Actually, the simple answer is 'yes' for this, and the proof for it comes from a long-standing bug in the game. Consider the various tunnel maps, where mobs are prevented by collision surfaces from getting all the way to where the floor of the tunnel meets the walls, because the walls slope inward. If a mob is knocked down, though, their collision surface orientation changes to horizontal, reducing its height, allowing the mob to be knocked 'under' the angled wall. When the mob stands up, the game doesn't check for collisions, allowing them to stand up and putting the center of their collision box on the wrong side of the wall collision surface, causing the wall to obstruct line-of-fire with single-target attacks -- the 'untargetable mob stuck in the wall' bug.

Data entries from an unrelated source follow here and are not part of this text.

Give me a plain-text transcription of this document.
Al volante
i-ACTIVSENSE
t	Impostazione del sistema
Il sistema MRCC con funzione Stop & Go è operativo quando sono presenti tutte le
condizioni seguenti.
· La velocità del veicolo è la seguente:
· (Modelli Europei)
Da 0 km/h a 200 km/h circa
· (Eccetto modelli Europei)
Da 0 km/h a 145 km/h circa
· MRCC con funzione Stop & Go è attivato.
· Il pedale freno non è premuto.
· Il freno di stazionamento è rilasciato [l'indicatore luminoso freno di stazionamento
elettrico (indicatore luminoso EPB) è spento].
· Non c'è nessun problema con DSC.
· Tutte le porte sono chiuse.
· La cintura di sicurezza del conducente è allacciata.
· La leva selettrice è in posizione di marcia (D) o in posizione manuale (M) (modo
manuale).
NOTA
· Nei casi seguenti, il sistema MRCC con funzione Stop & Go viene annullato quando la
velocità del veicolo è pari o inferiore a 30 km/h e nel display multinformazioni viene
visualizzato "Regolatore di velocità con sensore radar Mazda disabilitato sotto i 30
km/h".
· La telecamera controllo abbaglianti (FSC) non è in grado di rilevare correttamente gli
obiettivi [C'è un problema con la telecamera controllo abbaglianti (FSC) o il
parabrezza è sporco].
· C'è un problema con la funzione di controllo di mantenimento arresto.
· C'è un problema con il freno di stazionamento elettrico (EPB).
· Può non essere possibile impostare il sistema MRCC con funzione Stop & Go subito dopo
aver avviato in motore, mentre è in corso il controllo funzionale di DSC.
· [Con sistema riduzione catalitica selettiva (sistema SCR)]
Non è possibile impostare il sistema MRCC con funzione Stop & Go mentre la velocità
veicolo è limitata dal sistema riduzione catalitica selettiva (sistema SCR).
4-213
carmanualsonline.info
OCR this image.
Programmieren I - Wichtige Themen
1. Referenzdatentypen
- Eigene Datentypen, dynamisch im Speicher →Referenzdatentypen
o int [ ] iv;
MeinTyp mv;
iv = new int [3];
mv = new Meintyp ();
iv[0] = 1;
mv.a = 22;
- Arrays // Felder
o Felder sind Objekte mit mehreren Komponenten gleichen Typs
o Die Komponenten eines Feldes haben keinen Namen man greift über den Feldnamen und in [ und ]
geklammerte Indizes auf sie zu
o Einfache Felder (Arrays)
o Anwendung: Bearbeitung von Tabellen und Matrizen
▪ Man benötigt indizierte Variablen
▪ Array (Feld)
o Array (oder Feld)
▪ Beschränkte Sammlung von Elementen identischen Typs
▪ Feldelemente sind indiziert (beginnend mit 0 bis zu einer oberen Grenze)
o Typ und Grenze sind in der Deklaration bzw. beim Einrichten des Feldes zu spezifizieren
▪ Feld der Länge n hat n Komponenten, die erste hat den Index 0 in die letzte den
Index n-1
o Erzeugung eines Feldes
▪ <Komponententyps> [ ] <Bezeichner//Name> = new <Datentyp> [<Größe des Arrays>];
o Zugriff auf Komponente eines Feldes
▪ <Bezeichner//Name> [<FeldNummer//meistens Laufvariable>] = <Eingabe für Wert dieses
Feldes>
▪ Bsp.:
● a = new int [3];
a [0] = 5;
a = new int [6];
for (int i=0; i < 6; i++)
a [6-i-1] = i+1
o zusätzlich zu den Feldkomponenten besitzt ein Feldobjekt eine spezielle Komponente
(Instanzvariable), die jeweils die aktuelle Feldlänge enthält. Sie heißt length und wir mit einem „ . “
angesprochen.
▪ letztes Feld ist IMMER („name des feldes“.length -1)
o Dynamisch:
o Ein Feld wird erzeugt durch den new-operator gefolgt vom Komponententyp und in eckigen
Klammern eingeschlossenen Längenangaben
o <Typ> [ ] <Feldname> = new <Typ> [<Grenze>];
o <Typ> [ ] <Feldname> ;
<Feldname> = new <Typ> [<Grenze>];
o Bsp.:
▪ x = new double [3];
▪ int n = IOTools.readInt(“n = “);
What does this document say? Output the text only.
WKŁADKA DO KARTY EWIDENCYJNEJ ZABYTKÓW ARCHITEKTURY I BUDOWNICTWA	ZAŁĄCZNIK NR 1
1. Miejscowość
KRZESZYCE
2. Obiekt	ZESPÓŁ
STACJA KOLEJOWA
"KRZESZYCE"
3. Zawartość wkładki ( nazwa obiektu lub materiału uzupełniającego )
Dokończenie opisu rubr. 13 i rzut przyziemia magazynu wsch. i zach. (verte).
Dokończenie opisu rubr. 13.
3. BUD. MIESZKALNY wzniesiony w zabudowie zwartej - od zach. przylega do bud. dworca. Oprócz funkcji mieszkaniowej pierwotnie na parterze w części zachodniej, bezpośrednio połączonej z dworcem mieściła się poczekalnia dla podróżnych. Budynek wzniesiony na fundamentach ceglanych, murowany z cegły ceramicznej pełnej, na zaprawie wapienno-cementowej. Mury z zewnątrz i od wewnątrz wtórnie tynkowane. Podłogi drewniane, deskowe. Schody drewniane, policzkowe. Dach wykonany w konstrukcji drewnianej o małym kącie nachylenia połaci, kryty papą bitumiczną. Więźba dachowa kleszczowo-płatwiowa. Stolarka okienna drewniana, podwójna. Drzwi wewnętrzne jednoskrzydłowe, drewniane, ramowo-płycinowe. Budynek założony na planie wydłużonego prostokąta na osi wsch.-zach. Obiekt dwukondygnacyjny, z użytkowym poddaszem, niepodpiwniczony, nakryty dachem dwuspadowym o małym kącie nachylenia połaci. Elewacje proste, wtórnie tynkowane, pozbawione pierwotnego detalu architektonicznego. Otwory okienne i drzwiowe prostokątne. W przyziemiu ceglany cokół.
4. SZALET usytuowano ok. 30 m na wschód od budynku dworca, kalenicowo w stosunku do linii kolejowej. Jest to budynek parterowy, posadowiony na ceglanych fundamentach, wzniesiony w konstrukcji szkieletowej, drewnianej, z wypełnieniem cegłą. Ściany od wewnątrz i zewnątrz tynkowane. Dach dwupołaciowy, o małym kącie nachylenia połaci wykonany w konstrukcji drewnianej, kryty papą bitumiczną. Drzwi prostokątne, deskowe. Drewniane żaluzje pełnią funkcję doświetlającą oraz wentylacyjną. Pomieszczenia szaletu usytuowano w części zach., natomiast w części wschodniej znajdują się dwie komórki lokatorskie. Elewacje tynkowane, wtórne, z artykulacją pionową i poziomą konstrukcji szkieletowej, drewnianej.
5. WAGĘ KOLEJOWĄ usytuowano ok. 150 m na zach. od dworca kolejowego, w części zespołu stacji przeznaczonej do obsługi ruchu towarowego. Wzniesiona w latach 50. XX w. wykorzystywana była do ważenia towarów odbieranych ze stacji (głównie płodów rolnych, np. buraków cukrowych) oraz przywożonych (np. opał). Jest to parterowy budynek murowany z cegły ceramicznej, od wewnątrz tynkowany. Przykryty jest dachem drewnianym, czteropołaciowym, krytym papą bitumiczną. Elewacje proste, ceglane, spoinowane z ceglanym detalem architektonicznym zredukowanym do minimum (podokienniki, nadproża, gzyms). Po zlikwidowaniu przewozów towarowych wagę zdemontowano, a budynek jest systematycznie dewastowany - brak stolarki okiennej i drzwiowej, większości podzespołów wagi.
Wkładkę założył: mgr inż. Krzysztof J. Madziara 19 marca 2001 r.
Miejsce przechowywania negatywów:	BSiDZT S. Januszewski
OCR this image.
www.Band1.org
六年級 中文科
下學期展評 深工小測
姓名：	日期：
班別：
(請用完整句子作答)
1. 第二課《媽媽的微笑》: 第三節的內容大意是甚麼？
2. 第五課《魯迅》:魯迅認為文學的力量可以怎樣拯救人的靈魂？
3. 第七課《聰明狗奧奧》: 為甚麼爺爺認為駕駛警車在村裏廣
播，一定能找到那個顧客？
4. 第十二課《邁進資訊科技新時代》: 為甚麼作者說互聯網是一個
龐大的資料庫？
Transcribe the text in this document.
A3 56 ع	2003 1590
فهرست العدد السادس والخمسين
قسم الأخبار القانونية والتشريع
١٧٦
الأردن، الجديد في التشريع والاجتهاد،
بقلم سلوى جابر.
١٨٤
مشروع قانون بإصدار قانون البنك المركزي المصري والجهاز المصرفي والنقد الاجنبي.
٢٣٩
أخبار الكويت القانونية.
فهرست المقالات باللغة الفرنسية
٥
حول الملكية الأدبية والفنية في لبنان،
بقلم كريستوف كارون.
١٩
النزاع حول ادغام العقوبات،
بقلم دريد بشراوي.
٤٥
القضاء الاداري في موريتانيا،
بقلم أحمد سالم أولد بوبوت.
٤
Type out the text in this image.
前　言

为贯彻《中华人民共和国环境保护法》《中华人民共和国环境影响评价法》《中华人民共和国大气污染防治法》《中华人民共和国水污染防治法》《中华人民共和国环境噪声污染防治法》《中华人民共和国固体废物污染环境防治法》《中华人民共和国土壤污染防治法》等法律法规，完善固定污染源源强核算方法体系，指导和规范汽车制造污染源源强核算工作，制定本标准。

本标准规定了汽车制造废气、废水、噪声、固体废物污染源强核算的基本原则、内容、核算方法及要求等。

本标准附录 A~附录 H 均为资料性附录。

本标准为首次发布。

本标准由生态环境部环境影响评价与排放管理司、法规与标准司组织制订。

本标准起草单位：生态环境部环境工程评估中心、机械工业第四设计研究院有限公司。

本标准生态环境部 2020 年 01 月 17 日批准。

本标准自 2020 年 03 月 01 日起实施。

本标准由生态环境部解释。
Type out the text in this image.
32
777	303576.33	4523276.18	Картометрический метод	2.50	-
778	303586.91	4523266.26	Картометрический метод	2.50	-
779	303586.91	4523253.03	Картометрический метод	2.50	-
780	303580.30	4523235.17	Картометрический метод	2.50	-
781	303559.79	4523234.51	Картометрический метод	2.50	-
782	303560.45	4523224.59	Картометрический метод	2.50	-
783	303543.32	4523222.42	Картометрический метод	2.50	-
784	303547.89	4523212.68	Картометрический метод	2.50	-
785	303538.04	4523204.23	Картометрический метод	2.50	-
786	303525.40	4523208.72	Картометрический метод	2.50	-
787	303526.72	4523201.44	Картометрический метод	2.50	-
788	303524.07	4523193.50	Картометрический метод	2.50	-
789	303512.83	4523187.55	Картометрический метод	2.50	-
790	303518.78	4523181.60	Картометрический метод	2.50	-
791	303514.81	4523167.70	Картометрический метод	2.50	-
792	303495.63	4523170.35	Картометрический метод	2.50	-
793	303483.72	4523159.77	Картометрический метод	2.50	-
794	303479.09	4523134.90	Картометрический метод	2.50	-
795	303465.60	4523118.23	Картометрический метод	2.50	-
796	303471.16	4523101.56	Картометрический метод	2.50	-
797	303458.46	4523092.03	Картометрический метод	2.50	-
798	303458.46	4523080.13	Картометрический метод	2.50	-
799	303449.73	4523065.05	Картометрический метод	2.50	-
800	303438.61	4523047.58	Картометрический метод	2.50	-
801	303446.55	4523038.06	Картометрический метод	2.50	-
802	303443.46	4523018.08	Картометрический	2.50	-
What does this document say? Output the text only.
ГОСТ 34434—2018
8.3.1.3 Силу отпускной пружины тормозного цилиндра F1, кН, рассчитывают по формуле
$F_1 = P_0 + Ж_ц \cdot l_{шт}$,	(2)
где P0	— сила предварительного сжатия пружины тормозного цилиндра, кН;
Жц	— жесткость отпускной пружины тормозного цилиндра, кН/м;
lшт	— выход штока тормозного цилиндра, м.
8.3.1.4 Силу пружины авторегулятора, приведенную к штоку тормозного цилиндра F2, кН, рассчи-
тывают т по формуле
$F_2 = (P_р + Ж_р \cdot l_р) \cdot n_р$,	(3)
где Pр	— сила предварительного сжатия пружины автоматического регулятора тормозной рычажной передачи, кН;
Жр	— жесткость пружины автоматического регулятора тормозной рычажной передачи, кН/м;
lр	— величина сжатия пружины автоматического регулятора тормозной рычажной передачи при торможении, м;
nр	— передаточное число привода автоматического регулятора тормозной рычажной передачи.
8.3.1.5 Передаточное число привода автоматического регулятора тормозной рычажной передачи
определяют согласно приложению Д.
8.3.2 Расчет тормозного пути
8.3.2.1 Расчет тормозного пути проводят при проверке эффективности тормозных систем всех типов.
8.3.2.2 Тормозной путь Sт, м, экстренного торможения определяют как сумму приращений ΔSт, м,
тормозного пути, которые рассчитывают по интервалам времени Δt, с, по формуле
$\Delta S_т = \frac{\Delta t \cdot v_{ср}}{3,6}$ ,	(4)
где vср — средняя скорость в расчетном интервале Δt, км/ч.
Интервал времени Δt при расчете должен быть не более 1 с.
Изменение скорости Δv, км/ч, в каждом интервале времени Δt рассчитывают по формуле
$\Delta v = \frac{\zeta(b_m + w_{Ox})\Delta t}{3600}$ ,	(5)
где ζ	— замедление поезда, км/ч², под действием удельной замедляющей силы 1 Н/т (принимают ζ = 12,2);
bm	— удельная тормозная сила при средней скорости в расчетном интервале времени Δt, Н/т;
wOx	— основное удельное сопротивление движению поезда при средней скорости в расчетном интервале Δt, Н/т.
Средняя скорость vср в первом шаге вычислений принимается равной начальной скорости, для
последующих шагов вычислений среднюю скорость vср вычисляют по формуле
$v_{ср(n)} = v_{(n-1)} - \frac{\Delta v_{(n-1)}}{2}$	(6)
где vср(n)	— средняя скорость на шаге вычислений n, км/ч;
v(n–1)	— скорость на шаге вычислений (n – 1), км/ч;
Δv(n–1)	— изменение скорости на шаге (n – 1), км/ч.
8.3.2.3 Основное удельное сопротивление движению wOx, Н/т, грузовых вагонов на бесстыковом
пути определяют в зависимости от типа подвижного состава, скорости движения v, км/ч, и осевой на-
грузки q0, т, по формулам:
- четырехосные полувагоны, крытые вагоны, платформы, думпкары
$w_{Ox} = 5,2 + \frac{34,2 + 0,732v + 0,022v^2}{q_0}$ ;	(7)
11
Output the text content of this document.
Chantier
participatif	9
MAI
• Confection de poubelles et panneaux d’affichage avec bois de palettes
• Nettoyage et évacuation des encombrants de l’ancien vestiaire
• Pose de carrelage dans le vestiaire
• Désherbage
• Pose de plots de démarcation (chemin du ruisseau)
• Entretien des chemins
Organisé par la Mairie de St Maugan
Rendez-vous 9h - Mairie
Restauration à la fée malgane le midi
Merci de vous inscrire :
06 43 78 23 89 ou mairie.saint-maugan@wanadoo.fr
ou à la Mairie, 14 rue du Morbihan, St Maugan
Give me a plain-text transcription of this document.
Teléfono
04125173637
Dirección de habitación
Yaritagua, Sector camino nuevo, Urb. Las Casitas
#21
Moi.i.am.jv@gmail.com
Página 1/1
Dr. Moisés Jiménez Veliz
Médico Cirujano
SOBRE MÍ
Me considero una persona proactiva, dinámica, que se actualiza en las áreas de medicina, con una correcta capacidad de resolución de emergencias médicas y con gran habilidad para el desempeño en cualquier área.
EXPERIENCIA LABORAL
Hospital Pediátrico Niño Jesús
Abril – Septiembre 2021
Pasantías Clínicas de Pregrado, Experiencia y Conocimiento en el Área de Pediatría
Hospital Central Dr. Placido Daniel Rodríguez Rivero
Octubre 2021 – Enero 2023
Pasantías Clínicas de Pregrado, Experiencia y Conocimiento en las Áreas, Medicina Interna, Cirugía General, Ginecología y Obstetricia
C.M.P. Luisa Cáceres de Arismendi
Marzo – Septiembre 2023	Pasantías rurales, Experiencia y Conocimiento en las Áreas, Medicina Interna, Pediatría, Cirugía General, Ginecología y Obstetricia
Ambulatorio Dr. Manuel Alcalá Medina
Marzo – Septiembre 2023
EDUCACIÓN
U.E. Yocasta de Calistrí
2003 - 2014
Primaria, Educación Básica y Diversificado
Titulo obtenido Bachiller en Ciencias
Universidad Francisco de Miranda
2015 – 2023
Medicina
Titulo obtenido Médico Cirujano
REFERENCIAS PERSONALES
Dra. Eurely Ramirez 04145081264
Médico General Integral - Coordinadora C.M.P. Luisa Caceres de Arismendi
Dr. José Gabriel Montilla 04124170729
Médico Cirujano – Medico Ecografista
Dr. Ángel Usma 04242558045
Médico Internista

The answer to the question you quoted is actually 'no'. The player collision capsule is a fixed size. It's equivalent to a cylinder 3 units tall with a 1.5 unit radius, capped by two 1.5 unit radius half-spheres, one on each end. Imagine an upright pill capsule sitting inside a 3x6x3 box. It does
not scale with the costume size. This can be easily verified by making extremely large or small costumes with database editing and noticing that it does not affect player collision at all.
Other entities default to that same size, but can be overridden in the entity type data file. It's a fixed size for that entity type regardless of how many different costumes it can wear. Most larger NPCs have a (manually) increased collision capsule size. For example, Nemesis Warhulks are set to 7x10x7, which is closer to an elongated sphere than it is to a cylinder. There are a couple of critters that have special handling for collision so that the capsules are attached to their bones instead of using a single one, but I can count those on one hand. The Avatar of Hamidon is one such example. Again, the collision is fixed and cannot change for an already spawned NPC, or even for different NPCs of that same type.
The issue with knockback you're referring to has nothing to do with normal collision at all -- entities are never actually pitched when being knocked back. Entities normally have 0 pitch except under very rare circumstances -- when flying mostly, and usually then only under player control. They just have an animation that makes it
look like they're on their back, even if the pitch is still 0. Also easy to confirm in Paragon Chat using the collapse and swoon emotes.
The bug you're talking about has to do with ragdoll. When a critter (NOT a player!) is knocked back, if the magnitude is sufficient, the entity goes into ragdoll. At that point, normal collision is switched off and everything is handed over to the PhysX library*. PhysX uses the actual bones of the model and collides them with world geometry -- this is how an arm can catch on a handrail while the unfortunate critter tumbles over for instance. While in ragdoll, they can squeeze into smaller spaces due to the actual skeleton being used. Once ragdoll ends, the normal simplified capsule-based collision model kicks back in and the entity is stuck in the low-ceilinged wall they slid under.
Nonstandard code rant over.
* PhysX is used clientside for non-shared objects like debris, but serverside for ragdoll so that everyone saw the enemies in the same state. That they were using the same library on the server is speculation, but is a good bet because it would mean less developer effort as the same code for interfacing with it could be reused, and I'm pretty sure I remember developer comments about the servers having Aegia cards. In any event, a reimplementation would not need to use the same exact method for ragdoll, if it was even supported.